RHSA-2002:194: Command execution vulnerability in dvips

Description

dvips contains a vulnerability allowing print users to execute arbitrary commands [Updated 30 June 2003] Added packages for Red Hat Linux on IBM iSeries and pSeries systems.

The dvips utility converts DVI format into PostScript(TM), and is used in Red Hat Linux as a print filter for printing DVI files. A vulnerability has been found in dvips which uses the system() function insecurely when managing fonts. Since dvips is used in a print filter, this allows local or remote attackers who have print access to carefully craft a print job that would allow them to execute arbitrary code as the user 'lp'. A work around for this vulnerability is to remove the print filter for DVI files.
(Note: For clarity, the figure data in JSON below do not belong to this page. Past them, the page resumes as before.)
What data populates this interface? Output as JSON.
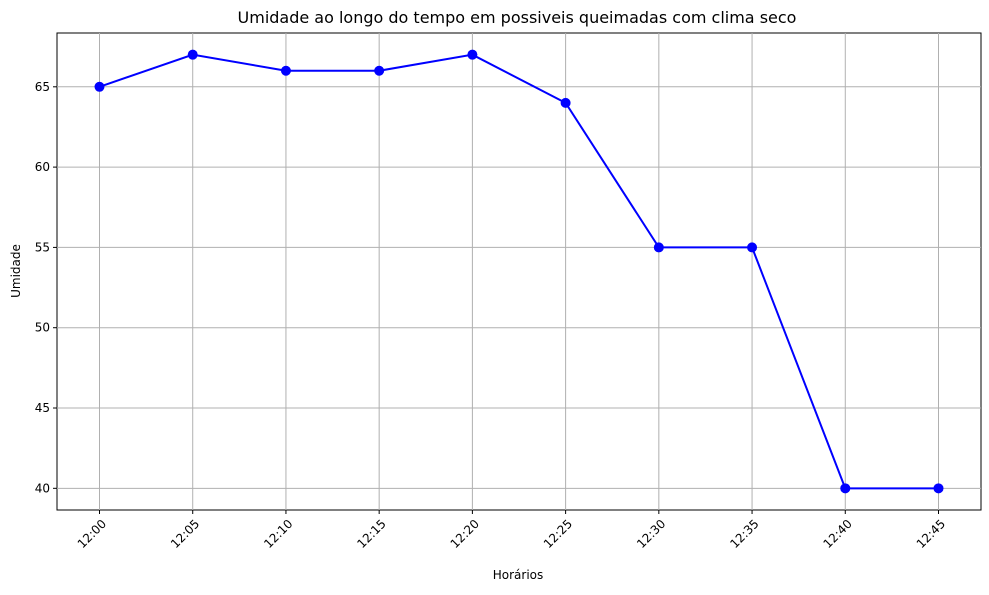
{
  "chart_data": {
    "type": "line",
    "title": "Umidade ao longo do tempo em possiveis queimadas com clima seco",
    "xlabel": "Horários",
    "ylabel": "Umidade",
    "categories": [
      "12:00",
      "12:05",
      "12:10",
      "12:15",
      "12:20",
      "12:25",
      "12:30",
      "12:35",
      "12:40",
      "12:45"
    ],
    "series": [
      {
        "values": [
          65,
          67,
          66,
          66,
          67,
          64,
          55,
          55,
          40,
          40
        ],
        "color": "#0000ff",
        "marker": "circle"
      }
    ],
    "yticks": [
      40,
      45,
      50,
      55,
      60,
      65
    ],
    "ylim": [
      38.65,
      68.35
    ],
    "grid": true,
    "x_tick_rotation": 45
  }
}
The following commands, run as root, will accomplish this: rm -f /usr/share/printconf/mf_rules/mf40-tetex_filters rm -f /usr/lib/rhs/rhs-printfilters/dvi-to-ps.fpi However, to fix the problem in the dvips utility as well as removing the print filter we recommend that all users upgrade these errata packages which contain a patch for this issue. This vulnerability was discovered by Olaf Kirch of SuSE. Additionally, the file /var/lib/texmf/ls-R had world-writable permissions. This is also fixed in the packages referenced in this advisory.